The EU’s groundbreaking AI proposals (see our Lens Blog), published 21 April 2021, have been broadly welcomed by the EU’s top data protection bodies (the EDPB and EDPS). However, they do have concerns, including around biometric surveillance, as set out in their recent joint statement

The interplay between the EU’s current data protection laws and proposed AI laws cannot be ignored. As the joint statement says “the [AI] proposal has prominently important data protection implications”. It is therefore unsurprising that the EDPB/EDPS welcome the proposals’ aim of addressing the use of AI in the EU. That said, they do have some concerns. For example:

- While they welcome the fact that the scope of the AI proposal extends to the provision and use of AI systems by EU institutions and agencies, the exclusion of international law enforcement cooperation from this scope raises serious concerns. It creates, in their view, a significant risk of circumvention (e.g., third countries or international organisations operating high-risk applications relied on by public authorities in the EU).

- The proposal adopts a risk-based approach, which they do again welcome. However, the approach requires clarification and the concept of “risk to fundamental rights” used in the proposal should be aligned with the GDPR.

- The proposal should expressly clarify that EU data protection law applies to any processing of personal data within scope of the new AI rules.

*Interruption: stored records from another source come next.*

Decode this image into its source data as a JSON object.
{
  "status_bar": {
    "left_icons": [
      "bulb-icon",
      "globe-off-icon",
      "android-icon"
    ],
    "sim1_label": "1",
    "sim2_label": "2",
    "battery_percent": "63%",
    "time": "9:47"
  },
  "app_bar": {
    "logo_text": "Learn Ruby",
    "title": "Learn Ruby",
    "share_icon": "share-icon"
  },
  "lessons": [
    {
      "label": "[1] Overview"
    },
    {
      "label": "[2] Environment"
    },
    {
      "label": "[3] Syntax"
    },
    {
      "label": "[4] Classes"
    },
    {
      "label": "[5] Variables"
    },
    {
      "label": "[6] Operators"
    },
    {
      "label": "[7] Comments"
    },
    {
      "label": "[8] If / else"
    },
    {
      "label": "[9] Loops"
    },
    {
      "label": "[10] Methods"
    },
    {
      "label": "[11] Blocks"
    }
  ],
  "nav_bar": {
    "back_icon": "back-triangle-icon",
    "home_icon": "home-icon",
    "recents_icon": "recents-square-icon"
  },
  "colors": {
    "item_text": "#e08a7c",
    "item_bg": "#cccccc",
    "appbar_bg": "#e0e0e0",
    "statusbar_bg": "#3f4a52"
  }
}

- The EDPB/EDPS would like more AI systems banned under the plans. For example, while the proposal prohibits social scoring “over a certain period of time” or by public authorities (or on their behalf), this should be extended to any type of social scoring, given that private companies (social media companies, cloud service providers etc.) also process vast amounts of personal data and conduct social scoring. They also call for a ban on any use of AI for an automated recognition of human features in publicly accessible spaces. As well as facial recognition, this would cover things such as gait, fingerprints, DNA, voice, keystrokes and other biometric or behavioural signals. The current proposal only contains a partial ban in practice.

- Data protection authorities should be designated as national supervisory authorities to ensure a more harmonised regulatory approach. They should also be involved in the preparation and establishment of harmonized standards and common specifications.

It is unsurprising that the EU’s data watchdog has called for more alignment with the data protection rules, and a tightening of the rules around biometric surveillance and other privacy intrusive uses of AI. The latter, for example, is an area which is also concerning the ICO in the UK, who recently published an opinion and blog on the use of facial recognition in public places. However, whether these concerns are addressed in future drafts of the AI rules will depend on the success of lobbying groups on both sides.